WOLFSBURG, Germany -- Simon Thomas, Volkswagen Group's global marketing chief, says VW must continue to improve the way it launches vehicles and uses the massive amount of data it gathers.
The 53-year-old British executive moved into his job in September after two years as VW Group's U.K. boss and 20 years with Nissan.
He spoke to Automotive News Europe Managing Editor Douglas A. Bolduc at VW headquarters here.
Q: Does an automaker know within a few months of a launch whether a car will be a success?
A: You get a good idea from the customer order intake and the Internet reaction. So yes, you probably have a reasonably good feel within a few months, but I wouldn't say it's foolproof. Cars do continue to surprise and overperform.
The main challenge is to ensure that the business KPIs [key performance indicators] are set early enough for the planning and activation to be linked to those KPIs. We have a robust approach to setting those KPIs and it's important for us to create them early and also cross-functionally.
What are some ways to make a launch more successful?
You know before the launch what competitors are being launched and when, so you never adopt the mind-set that you are launching into a vacuum. You're always looking to your product and thinking, "OK, after six months competitor A is launching their new model or their face-lift," so you try and plan your events and communications and your media timing to take some of that limelight away.
The other key point is that a launch is not just an event at the start of sales. A successful launch should address the whole life cycle and be extended beyond the full introduction. Later, product technologies or range introductions can be used to support the long-term positioning of the product. The opposite of this we call "launch and leave" and that's exactly what we try to avoid.
You and your team recently spent time at the Massachusetts Institute of Technology. What did you learn?
We were looking at big data and how we can use new methods and new technology to create a deeper insight across our whole business. The modern car with its on-board diagnostic device produces an enormous amount of data: telematics, engine, performance, etc. We were exploring ways to harness that data to enhance the consumer experience. Some of the ideas we worked with were completely outside the traditional thinking.
As a natural output from our business, we also have an enormous amount of data from customers and prospective customers. Some of this data can be so big and so dense that it is too difficult to analyze. It can be like trying to take a sip of water from a raging fire hydrant.
It was also really interesting to see what industries other than automotive are doing in this area.
How have you used big data so far?
We ran a number of big data-related marketing programs last year. It was just a start, but we have already proved some methods to be highly effective and we will expand and reuse these. One of these used data analytics to find behavioral clues from the way a user of our Web site is navigating. The messages delivered to that specific Web user depend upon how he or she hesitates. We have proved that model works and that we can address a message to a prospect based upon their degree of decision hesitancy. That's about as targeted as you can get, I think.
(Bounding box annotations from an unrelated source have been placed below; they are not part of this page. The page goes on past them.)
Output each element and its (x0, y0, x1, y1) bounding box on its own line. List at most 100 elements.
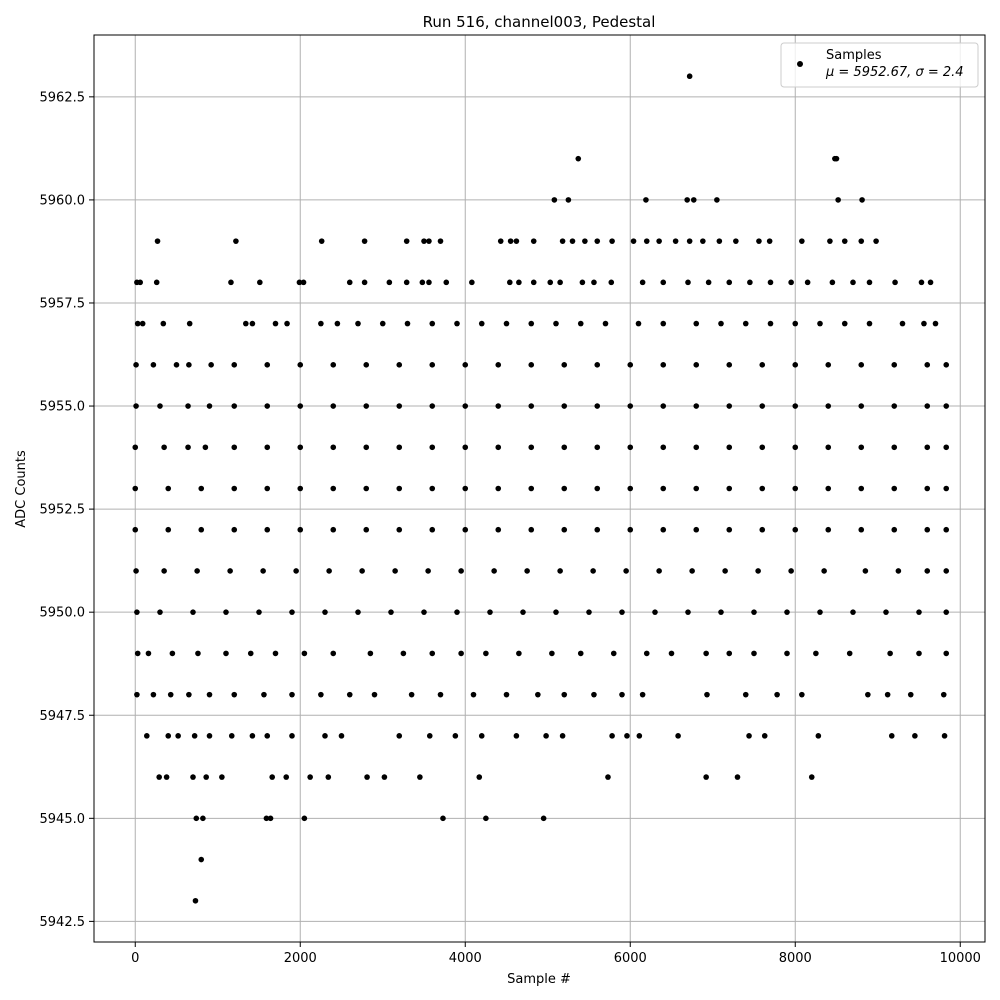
data-point (577, 320, 584, 327)
data-point (594, 403, 601, 409)
data-point (195, 650, 201, 657)
data-point (660, 320, 667, 327)
data-point (804, 279, 811, 286)
data-point (429, 362, 436, 368)
data-point (530, 238, 537, 244)
data-point (157, 609, 163, 615)
data-point (943, 650, 950, 657)
data-point (577, 650, 584, 657)
data-point (825, 444, 832, 451)
data-point (891, 526, 898, 533)
data-point (799, 691, 805, 698)
data-point (396, 485, 403, 492)
data-point (462, 526, 469, 533)
x-tick-label: 10000 (940, 951, 981, 966)
data-point (726, 444, 733, 451)
data-point (516, 650, 522, 657)
data-point (561, 526, 568, 533)
data-point (726, 650, 733, 657)
data-point (296, 279, 303, 286)
data-point (297, 485, 304, 492)
data-point (619, 691, 625, 698)
data-point (249, 320, 256, 327)
data-point (426, 238, 432, 244)
data-point (231, 691, 238, 698)
data-point (703, 650, 709, 657)
data-point (767, 320, 774, 327)
data-point (921, 320, 927, 327)
data-point (693, 320, 700, 327)
data-point (594, 238, 601, 244)
data-point (223, 609, 229, 615)
data-point (841, 238, 848, 244)
data-point (907, 691, 914, 698)
data-point (591, 279, 597, 286)
data-point (827, 238, 833, 244)
data-point (417, 774, 423, 780)
data-point (208, 362, 214, 368)
data-point (503, 320, 510, 327)
data-point (846, 650, 853, 657)
data-point (440, 815, 446, 822)
data-point (759, 362, 766, 368)
data-point (163, 774, 170, 780)
plot-area-frame (93, 34, 986, 943)
data-point (165, 485, 172, 492)
data-point (943, 568, 950, 574)
data-point (388, 609, 394, 615)
data-point (689, 568, 695, 574)
data-point (835, 197, 841, 203)
data-point (609, 733, 615, 739)
data-point (927, 279, 934, 286)
data-point (825, 362, 832, 368)
data-point (639, 691, 646, 698)
x-tick-label: 4000 (449, 951, 482, 966)
data-point (627, 485, 634, 492)
data-point (759, 403, 766, 409)
data-point (624, 733, 630, 739)
data-point (421, 238, 427, 244)
data-point (815, 733, 822, 739)
data-point (528, 485, 535, 492)
data-point (261, 691, 267, 698)
data-point (916, 609, 922, 615)
data-point (346, 279, 353, 286)
data-point (386, 279, 393, 286)
data-point (704, 691, 710, 698)
data-point (718, 320, 724, 327)
data-point (462, 444, 469, 451)
data-point (429, 526, 436, 533)
data-point (693, 526, 700, 533)
data-point (943, 609, 950, 615)
data-point (297, 444, 304, 451)
data-point (264, 444, 271, 451)
data-point (392, 568, 398, 574)
data-point (817, 609, 823, 615)
data-point (559, 238, 566, 244)
data-point (660, 403, 667, 409)
data-point (322, 609, 328, 615)
data-point (495, 526, 502, 533)
data-point (675, 733, 681, 739)
data-point (470, 691, 477, 698)
data-point (231, 526, 238, 533)
data-point (575, 155, 582, 162)
data-point (231, 362, 238, 368)
data-point (200, 815, 206, 822)
data-point (421, 609, 427, 615)
y-tick-label: 5950.0 (40, 606, 86, 621)
data-point (137, 279, 143, 286)
data-point (156, 774, 162, 780)
data-point (396, 526, 403, 533)
data-point (429, 403, 436, 409)
data-point (301, 650, 308, 657)
data-point (516, 279, 522, 286)
data-point (160, 320, 167, 327)
data-point (144, 733, 150, 739)
data-point (192, 897, 199, 904)
data-point (346, 691, 353, 698)
data-point (940, 691, 947, 698)
x-tick-label: 6000 (614, 951, 647, 966)
data-point (132, 526, 139, 533)
data-point (233, 238, 239, 244)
We've also looked at the whole adult population of one particular country. We came up with some algorithms to determine likely buying considerations and therefore what messages would be most effective.
How else can big data help an automaker?
There are many areas of the whole automotive value chain beyond that of targeting customers.
One is looking at order banks vs. future production needs to support lean inventory objectives, or creating a more detailed market trend and sales forecast to facilitate a more agile market response.
There is so much data in the business of an OEM, that the boundaries of how to use it are only limited by one's imagination. The key point about big data is to think of what questions you want to have answered, and not think about what big data you have.